According to the Financial Times, Boris Johnson and foreign secretary Liz Truss have signed off on plans to put forward a Northern Ireland bill early in the next parliamentary session.
The government is reportedly developing the plans in anticipation of a constitutional crisis if the mainly protestant Unionist parties – which rejected the Northern Ireland Protocol – refuse to enter the power-sharing executive after May’s Northern Ireland Assembly elections.
Under the plans, ministers would have unilateral powers to switch off key parts of the Protocol in UK law – including border checks on goods travelling to the region from Northern Ireland.
‘Utterly irresponsible’
The move will spark fury in Brussels. The EU signalled last year that it could suspend its post-Brexit trad deal with the UK if London reneges on the deal it signed up to.
One EU diplomat warned that it would be “utterly irresponsible” if the UK broke international law at a time when the west is seeking to present a united front against Russia’s invasion of Ukraine.

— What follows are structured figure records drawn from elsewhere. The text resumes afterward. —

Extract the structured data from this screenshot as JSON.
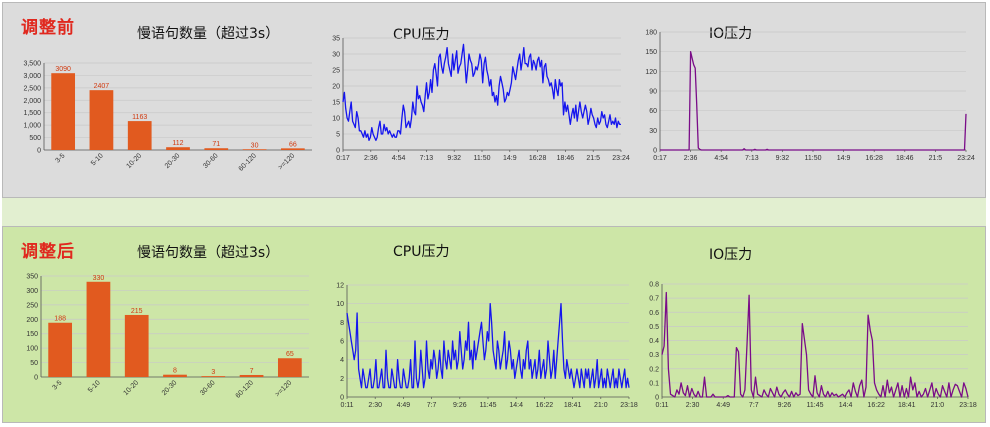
{
  "before": {
    "title": "调整前",
    "slow_title": "慢语句数量（超过3s）",
    "cpu_title": "CPU压力",
    "io_title": "IO压力"
  },
  "after": {
    "title": "调整后",
    "slow_title": "慢语句数量（超过3s）",
    "cpu_title": "CPU压力",
    "io_title": "IO压力"
  },
  "chart_data": [
    {
      "id": "before_slow",
      "type": "bar",
      "title": "慢语句数量（超过3s）",
      "categories": [
        "3-5",
        "5-10",
        "10-20",
        "20-30",
        "30-60",
        "60-120",
        ">=120"
      ],
      "values": [
        3090,
        2407,
        1163,
        112,
        71,
        30,
        66
      ],
      "ylim": [
        0,
        3500
      ],
      "yticks": [
        "0",
        "500",
        "1,000",
        "1,500",
        "2,000",
        "2,500",
        "3,000",
        "3,500"
      ],
      "color": "#e15a1f",
      "grid": true
    },
    {
      "id": "before_cpu",
      "type": "line",
      "title": "CPU压力",
      "xticks": [
        "0:17",
        "2:36",
        "4:54",
        "7:13",
        "9:32",
        "11:50",
        "14:9",
        "16:28",
        "18:46",
        "21:5",
        "23:24"
      ],
      "ylim": [
        0,
        35
      ],
      "yticks": [
        "0",
        "5",
        "10",
        "15",
        "20",
        "25",
        "30",
        "35"
      ],
      "color": "#1515ee",
      "grid": true,
      "series": [
        {
          "values": [
            15,
            18,
            13,
            10,
            9,
            12,
            15,
            9,
            8,
            7,
            12,
            10,
            6,
            6,
            5,
            4,
            6,
            4,
            5,
            3,
            4,
            7,
            5,
            4,
            3,
            4,
            7,
            9,
            5,
            5,
            8,
            6,
            7,
            5,
            6,
            5,
            4,
            5,
            4,
            4,
            6,
            6,
            5,
            10,
            14,
            12,
            7,
            8,
            9,
            7,
            10,
            15,
            12,
            11,
            20,
            16,
            17,
            15,
            14,
            12,
            17,
            21,
            16,
            18,
            22,
            18,
            25,
            27,
            24,
            20,
            29,
            30,
            26,
            24,
            27,
            29,
            32,
            27,
            25,
            23,
            30,
            25,
            28,
            31,
            24,
            26,
            27,
            30,
            33,
            27,
            21,
            25,
            30,
            28,
            27,
            23,
            24,
            26,
            25,
            27,
            30,
            28,
            21,
            27,
            29,
            25,
            23,
            20,
            22,
            17,
            18,
            15,
            17,
            14,
            20,
            23,
            21,
            19,
            15,
            16,
            18,
            17,
            19,
            21,
            26,
            24,
            22,
            25,
            28,
            30,
            25,
            28,
            32,
            27,
            27,
            26,
            29,
            30,
            25,
            28,
            27,
            25,
            28,
            29,
            26,
            28,
            21,
            26,
            27,
            23,
            22,
            20,
            21,
            19,
            16,
            22,
            19,
            17,
            22,
            20,
            21,
            11,
            15,
            12,
            14,
            11,
            8,
            11,
            13,
            10,
            14,
            9,
            12,
            15,
            12,
            10,
            12,
            14,
            12,
            8,
            10,
            13,
            11,
            10,
            8,
            7,
            10,
            8,
            9,
            12,
            10,
            11,
            8,
            7,
            9,
            11,
            8,
            9,
            8,
            10,
            7,
            9,
            8,
            8
          ]
        }
      ]
    },
    {
      "id": "before_io",
      "type": "line",
      "title": "IO压力",
      "xticks": [
        "0:17",
        "2:36",
        "4:54",
        "7:13",
        "9:32",
        "11:50",
        "14:9",
        "16:28",
        "18:46",
        "21:5",
        "23:24"
      ],
      "ylim": [
        0,
        180
      ],
      "yticks": [
        "0",
        "30",
        "60",
        "90",
        "120",
        "150",
        "180"
      ],
      "color": "#7a0c88",
      "grid": true,
      "series": [
        {
          "values": [
            0,
            0,
            0,
            0,
            0,
            0,
            0,
            0,
            0,
            0,
            0,
            0,
            0,
            0,
            0,
            0,
            0,
            0,
            0,
            0,
            150,
            140,
            130,
            125,
            70,
            3,
            1,
            0,
            0,
            0,
            0,
            0,
            0,
            0,
            0,
            0,
            0,
            0,
            0,
            0,
            0,
            0,
            0,
            0,
            0,
            0,
            0,
            0,
            0,
            0,
            0,
            0,
            0,
            0,
            0,
            2,
            0,
            0,
            0,
            0,
            0,
            0,
            1,
            0,
            0,
            0,
            0,
            0,
            0,
            0,
            1,
            0,
            0,
            0,
            0,
            0,
            0,
            0,
            0,
            0,
            0,
            0,
            0,
            0,
            0,
            0,
            0,
            0,
            0,
            0,
            0,
            0,
            0,
            0,
            0,
            0,
            0,
            0,
            0,
            0,
            0,
            0,
            0,
            0,
            0,
            0,
            0,
            0,
            0,
            0,
            0,
            0,
            0,
            0,
            0,
            0,
            0,
            0,
            0,
            0,
            0,
            0,
            0,
            0,
            0,
            0,
            0,
            0,
            0,
            0,
            0,
            0,
            0,
            0,
            0,
            0,
            0,
            0,
            0,
            0,
            0,
            0,
            0,
            0,
            0,
            0,
            0,
            0,
            0,
            0,
            0,
            0,
            0,
            0,
            0,
            0,
            0,
            0,
            0,
            0,
            0,
            0,
            0,
            0,
            0,
            0,
            0,
            0,
            0,
            0,
            0,
            0,
            0,
            0,
            0,
            0,
            0,
            0,
            0,
            0,
            0,
            0,
            0,
            0,
            0,
            0,
            0,
            0,
            0,
            0,
            0,
            0,
            0,
            0,
            0,
            0,
            0,
            0,
            0,
            0,
            55
          ]
        }
      ]
    },
    {
      "id": "after_slow",
      "type": "bar",
      "title": "慢语句数量（超过3s）",
      "categories": [
        "3-5",
        "5-10",
        "10-20",
        "20-30",
        "30-60",
        "60-120",
        ">=120"
      ],
      "values": [
        188,
        330,
        215,
        8,
        3,
        7,
        65
      ],
      "ylim": [
        0,
        350
      ],
      "yticks": [
        "0",
        "50",
        "100",
        "150",
        "200",
        "250",
        "300",
        "350"
      ],
      "color": "#e15a1f",
      "grid": true
    },
    {
      "id": "after_cpu",
      "type": "line",
      "title": "CPU压力",
      "xticks": [
        "0:11",
        "2:30",
        "4:49",
        "7:7",
        "9:26",
        "11:45",
        "14:4",
        "16:22",
        "18:41",
        "21:0",
        "23:18"
      ],
      "ylim": [
        0,
        12
      ],
      "yticks": [
        "0",
        "2",
        "4",
        "6",
        "8",
        "10",
        "12"
      ],
      "color": "#1515ee",
      "grid": true,
      "series": [
        {
          "values": [
            9,
            8,
            7,
            6,
            5,
            4,
            5,
            9,
            3,
            2,
            1,
            3,
            2,
            1,
            1,
            2,
            3,
            1,
            1,
            2,
            4,
            1,
            1,
            2,
            3,
            1,
            1,
            5,
            2,
            1,
            1,
            3,
            2,
            1,
            1,
            4,
            2,
            1,
            1,
            3,
            2,
            1,
            1,
            2,
            4,
            1,
            1,
            6,
            2,
            1,
            2,
            5,
            3,
            1,
            2,
            6,
            3,
            2,
            4,
            3,
            5,
            4,
            2,
            3,
            5,
            3,
            2,
            6,
            4,
            3,
            5,
            4,
            3,
            6,
            4,
            5,
            3,
            4,
            7,
            5,
            3,
            4,
            6,
            5,
            8,
            4,
            5,
            3,
            6,
            4,
            5,
            6,
            7,
            8,
            6,
            4,
            5,
            7,
            6,
            10,
            8,
            5,
            4,
            3,
            6,
            5,
            3,
            4,
            5,
            7,
            3,
            4,
            6,
            5,
            3,
            4,
            2,
            3,
            4,
            5,
            3,
            2,
            4,
            3,
            5,
            6,
            3,
            4,
            2,
            3,
            4,
            2,
            3,
            5,
            2,
            3,
            4,
            2,
            3,
            6,
            4,
            2,
            3,
            5,
            2,
            4,
            6,
            8,
            10,
            6,
            3,
            2,
            4,
            3,
            2,
            3,
            2,
            1,
            2,
            3,
            2,
            1,
            3,
            2,
            1,
            3,
            2,
            3,
            1,
            2,
            3,
            1,
            2,
            4,
            1,
            2,
            3,
            1,
            2,
            1,
            3,
            2,
            1,
            2,
            3,
            1,
            2,
            1,
            3,
            2,
            1,
            2,
            3,
            1,
            2,
            1
          ]
        }
      ]
    },
    {
      "id": "after_io",
      "type": "line",
      "title": "IO压力",
      "xticks": [
        "0:11",
        "2:30",
        "4:49",
        "7:7",
        "9:26",
        "11:45",
        "14:4",
        "16:22",
        "18:41",
        "21:0",
        "23:18"
      ],
      "ylim": [
        0,
        0.8
      ],
      "yticks": [
        "0",
        "0.1",
        "0.2",
        "0.3",
        "0.4",
        "0.5",
        "0.6",
        "0.7",
        "0.8"
      ],
      "color": "#7a0c88",
      "grid": true,
      "series": [
        {
          "values": [
            0.3,
            0.36,
            0.74,
            0.2,
            0.02,
            0.01,
            0.0,
            0.05,
            0.02,
            0.1,
            0.03,
            0.01,
            0.08,
            0.0,
            0.06,
            0.02,
            0.0,
            0.04,
            0.0,
            0.0,
            0.14,
            0.0,
            0.0,
            0.0,
            0.02,
            0.0,
            0.0,
            0.0,
            0.0,
            0.0,
            0.0,
            0.01,
            0.0,
            0.0,
            0.0,
            0.35,
            0.32,
            0.02,
            0.0,
            0.05,
            0.37,
            0.72,
            0.05,
            0.0,
            0.14,
            0.02,
            0.01,
            0.0,
            0.05,
            0.02,
            0.0,
            0.06,
            0.03,
            0.0,
            0.07,
            0.02,
            0.0,
            0.03,
            0.05,
            0.02,
            0.0,
            0.04,
            0.0,
            0.03,
            0.01,
            0.02,
            0.52,
            0.41,
            0.3,
            0.05,
            0.02,
            0.0,
            0.15,
            0.03,
            0.0,
            0.08,
            0.02,
            0.0,
            0.04,
            0.0,
            0.03,
            0.01,
            0.02,
            0.0,
            0.01,
            0.02,
            0.0,
            0.03,
            0.05,
            0.0,
            0.1,
            0.04,
            0.0,
            0.08,
            0.12,
            0.0,
            0.07,
            0.58,
            0.47,
            0.4,
            0.1,
            0.05,
            0.02,
            0.0,
            0.08,
            0.0,
            0.12,
            0.03,
            0.07,
            0.0,
            0.05,
            0.1,
            0.0,
            0.08,
            0.0,
            0.06,
            0.0,
            0.14,
            0.05,
            0.1,
            0.0,
            0.04,
            0.0,
            0.02,
            0.06,
            0.0,
            0.05,
            0.1,
            0.0,
            0.06,
            0.02,
            0.0,
            0.08,
            0.04,
            0.0,
            0.1,
            0.0,
            0.05,
            0.09,
            0.08,
            0.04,
            0.0,
            0.1,
            0.06,
            0.0
          ]
        }
      ]
    }
  ]
}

Vladimir Putin would be delighted by the development, the diplomat told the FT. “Given what is at stake in Ukraine and for the west as a whole, this definitely is not the time for gambling away Britain’s reputation as a stalwart of the rules-based international order,” they said.
A UK government spokesperson said: “No decisions have yet been taken and our overriding priority continues to be the protection of peace and stability in Northern Ireland.”
Responding to the story on Friday morning, Northern Ireland minister Conor Burns said it is clear the arrangements are not working in the way that was intended and the Government already has powers under Article 16 of the protocol allowing it to suspend elements of it.
He told LBC radio: “As far back as last July the prime minister said that we believed that the threshold for triggering Article 16 of the Northern Ireland Protocol had been reached.
“There is significant societal disruption in Northern Ireland due to the way that the protocol is being implemented.
“I hope Brussels are listening to this conversation and other conversations. I hope they will come back to the table constructively to allow us to change the protocol to make it work in the way it was intended.
“If they don’t hear that, then the government reserves the right, as we have always said, as laid down in the protocol, to take remedial action.”
‘Absolutely astonishing’
Labour’s Peter Kyle condemned the reported plan, and questioned how Boris Johnson can negotiate a trade deal with Indian Prime Minister Narendra Modi at the same time.
The shadow Northern Ireland secretary told Sky News: “This is absolutely astonishing and incredibly damaging.
“Boris Johnson negotiated, his team drafted the Northern Ireland Protocol; they presented it to the EU, they negotiated it into the deal.
“It doesn’t work as well as it can do, that’s why the Labour policy is, you build on it – we can improve the protocol, we can smooth it, and we can do so without breaking the law and breaking our international treaty we signed with the EU.
“If we just recklessly pull out of it unilaterally, how will any other country in the world sign a deal with us and think that we will honour it?
“How will Prime Minister Modi react today when Boris Johnson asks for a trade deal if he is pulling out unilaterally of the last trade deal he signed?”